Step 205, taking the two-dimensional detection result and the three-dimensional point cloud data set as input, and extracting conical point cloud of a target area in the three-dimensional point cloud; the method specifically comprises the following steps:
taking the two-dimensional detection result and the three-dimensional point cloud data set as input, and extracting the cone point cloud of the target area in the three-dimensional point cloud comprises the following steps:
converting a three-dimensional point cloud data set under a depth camera coordinate system into a two-dimensional image under a color camera coordinate system based on coordinate conversion of the depth camera and the color camera;
taking the position in the two-dimensional detection result as a target area in the two-dimensional image, and converting the two-dimensional image in the target area into a three-dimensional point cloud data set, namely a cone-shaped point cloud, in the target area based on the coordinate conversion of the depth camera and the color camera;
the formula for converting the coordinates of the depth camera and the color camera is as follows:
P rgb =RP ir +T
wherein, P rgb And P ir Projection coordinate points under the color camera and the depth camera, respectively, R, T are a rotation matrix and a translation matrix of the camera extrinsic seed.
The size of the bounding box of the center pixel position of the candidate box of the target area terrain on the two-dimensional image is as follows:
b x =σ(t x )+c x
b y =σ(t y )+c y
Figure BDA0003080447250000092
Figure BDA0003080447250000091
wherein, (bx, by) is the coordinate of the center point of the bounding box needing to be predicted, b w Is the width of the bounding box, b h Is the height of the bounding box (t) x ,t y ) A coordinate offset value that is a predicted coordinate of a center point of the bounding box; t is t w And t h Is scale scaling, and outputs the offset between 0 and 1, t, respectively through sigmoid function w And c x Adding to obtain the X-axis coordinate of the central point of the bounding box, t h And c y Adding to obtain a Y-axis coordinate of the central point of the boundary frame; (c) x ,c y ) Is the position coordinate relative to the upper left corner of the bounding box; p is a radical of w 、p h The width and the height of the preset candidate frame mapped to the feature map are the width and the height of the anchor frame manually set; t is t w And p w After the action, the width b of the bounding box is obtained w ,t h And p h After the action, the height b of the bounding box is obtained h Then, the coordinates of the top left vertex and the bottom right vertex of the candidate frame are obtained by the following formula.
Figure BDA0003080447250000101
Figure BDA0003080447250000102
Figure BDA0003080447250000103
Figure BDA0003080447250000104
Knowing the projection matrix of the camera, the two-dimensional bounding box can be lifted to a cone that defines a three-dimensional search of the object.

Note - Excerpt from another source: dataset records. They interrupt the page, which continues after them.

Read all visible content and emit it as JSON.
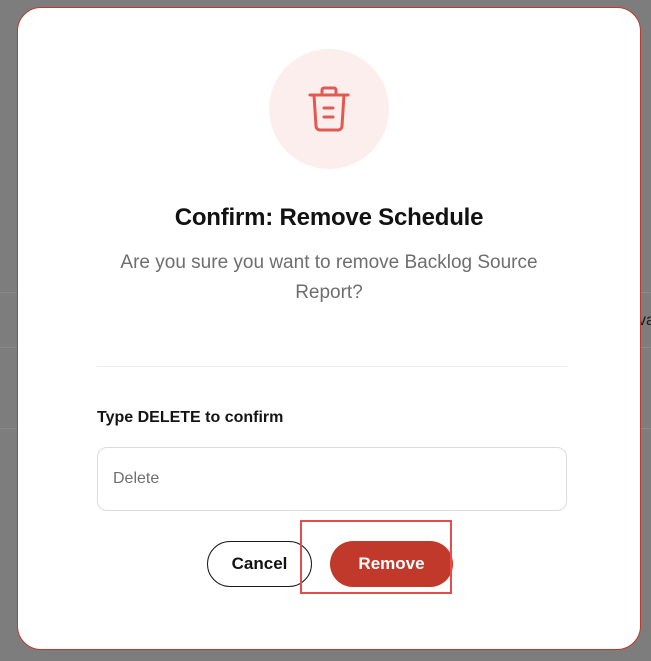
{
  "background": {
    "fragment_text": "va"
  },
  "dialog": {
    "icon": "trash-icon",
    "title": "Confirm: Remove Schedule",
    "message": "Are you sure you want to remove Backlog Source Report?",
    "confirm_label": "Type DELETE to confirm",
    "input": {
      "value": "",
      "placeholder": "Delete"
    },
    "cancel_label": "Cancel",
    "remove_label": "Remove"
  },
  "colors": {
    "accent": "#c0392b",
    "icon_bg": "#fdeeee",
    "icon_stroke": "#e05a52",
    "highlight": "#e74c4c"
  }
}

Step 206, using the cone-shaped point cloud as an input of a three-dimensional target detection network, detecting the mars simulation site and outputting a three-dimensional detection result, specifically comprising:
extracting the characteristics of the conical point cloud by adopting an improved PointSIFT network, thereby performing three-dimensional semantic segmentation;
performing feature extraction and prediction on the segmented object point cloud by using a T-Net sub-network so as to obtain the spatial position of the terrain of the target area;
performing network classification and regression on the object point cloud obtained by segmentation by using a box regression subnetwork, thereby obtaining a three-dimensional boundary bounding box of the target area terrain;
and outputting the space position and the three-dimensional boundary bounding box as a three-dimensional detection result.

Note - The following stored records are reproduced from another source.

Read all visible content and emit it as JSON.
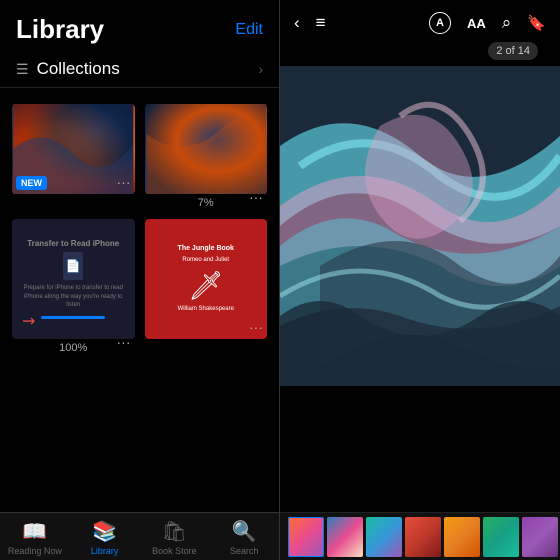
{
  "left": {
    "title": "Library",
    "edit_label": "Edit",
    "collections_label": "Collections",
    "books": [
      {
        "type": "abstract1",
        "badge": "NEW",
        "progress": null
      },
      {
        "type": "abstract2",
        "progress": "7%"
      },
      {
        "type": "transfer",
        "title": "Transfer to Read iPhone",
        "progress_pct": "100%"
      },
      {
        "type": "romeo",
        "title_top": "The Jungle Book",
        "title_mid": "Romeo and Juliet",
        "author": "William Shakespeare"
      }
    ],
    "tab_bar": [
      {
        "id": "reading-now",
        "label": "Reading Now",
        "icon": "📖",
        "active": false
      },
      {
        "id": "library",
        "label": "Library",
        "icon": "📚",
        "active": true
      },
      {
        "id": "book-store",
        "label": "Book Store",
        "icon": "🛍",
        "active": false
      },
      {
        "id": "search",
        "label": "Search",
        "icon": "🔍",
        "active": false
      }
    ]
  },
  "right": {
    "page_indicator": "2 of 14",
    "header_icons": {
      "back": "‹",
      "list": "≡",
      "circle_a": "Ⓐ",
      "aa": "AA",
      "search": "⌕",
      "bookmark": "🔖"
    },
    "thumbnails": [
      1,
      2,
      3,
      4,
      5,
      6,
      7,
      8
    ]
  }
}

As shown in FIG. 4, the semantic segmentation network result in the F-PointNet network directly affects the precision of localization and bounding box regression. Therefore, the point cloud semantic segmentation is carried out by using the PointSIFT-based sub-network, so that the target point cloud and the spatial characteristics thereof can be better learned, and the point cloud classification accuracy can be improved. The PointSIFT is advantageous in that it takes into account the orientation-encoding (OE) and scale-perception (scale-aware) of the point cloud. The direction coding can enable the point cloud to sense information in different directions, and the characteristics of other point clouds around the point cloud are fused. The scale perception can enable the network to continuously change the weight parameters in the learning process so as to learn the size which is most suitable for extracting the point cloud features. The basic module of PointSIFT is a directional coding unit, which extracts features in 8 directions (up, down, left, right, up-left, down-left, up-right, down-right). By stacking multiple directional-encoding units (orientation-encoding units), information of different scales can be perceived by OE units on different layers, i.e. the capability of scale perception is provided. Meanwhile, the network uses SA (set interaction) and FP (feature propagation) modules based on the PointNet + + network, and the main tasks are down sampling and up sampling respectively. Finally, the output of the decoder is connected to the fully-connected layer for predicting the probability of each class.

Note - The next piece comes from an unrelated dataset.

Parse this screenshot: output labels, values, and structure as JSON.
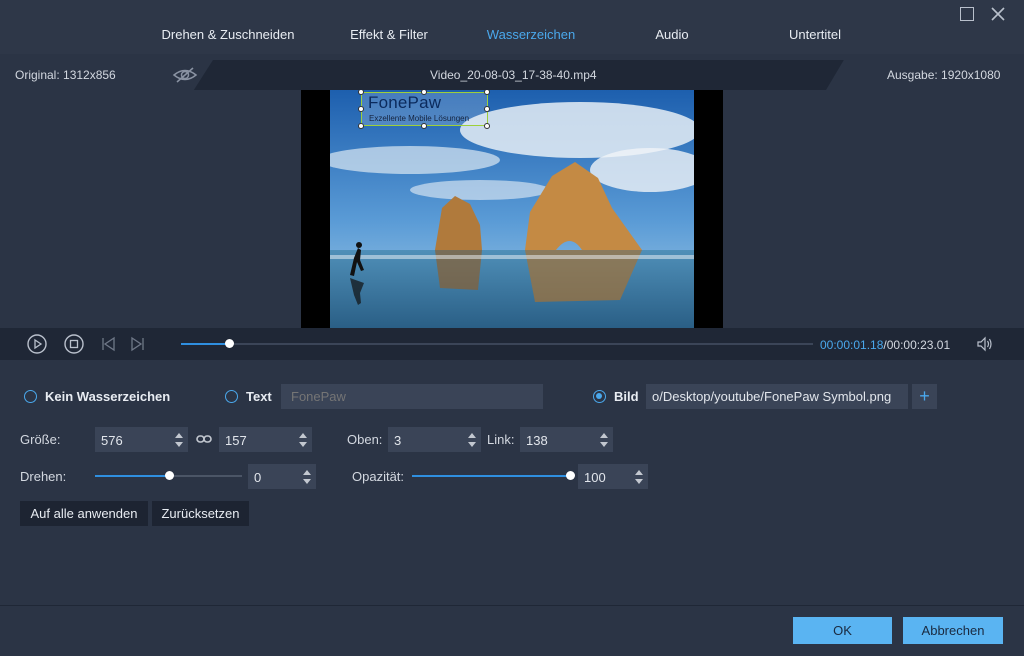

Meanwhile, the input is the view cone obtained in the third step, so that the number of point clouds input into the semantic segmentation network is greatly reduced, the network is more simplified in order to increase the overall inference speed of the network, and the speed and the precision of the semantic segmentation network are remarkably improved by a model compression method. Specifically, the original point cloud is used as a network input, an n × D matrix is given as an input, which describes a point set with size n, each point has D-dimensional features, only X, Y, Z coordinates of 3D points are considered, and then D is 3. In fig. 3, the number of layers below is the shape of the corresponding output point set. For example, a first 1024x64 layer means 1024 dots, each dot having 64 characteristic channels. And then taking the output of the PointSIFT module as the input of a downsampling stage of the SA module to extract higher dimensional features. In the up-sampling stage, the FP module is used as a decoder, and the output of the FP module is used as the input of PointSIFT, so that the point cloud network learns the feature information in different directions and different scales. Finally, the output of the decoder is connected to the fully-connected layer for predicting the probabilities of the various classes.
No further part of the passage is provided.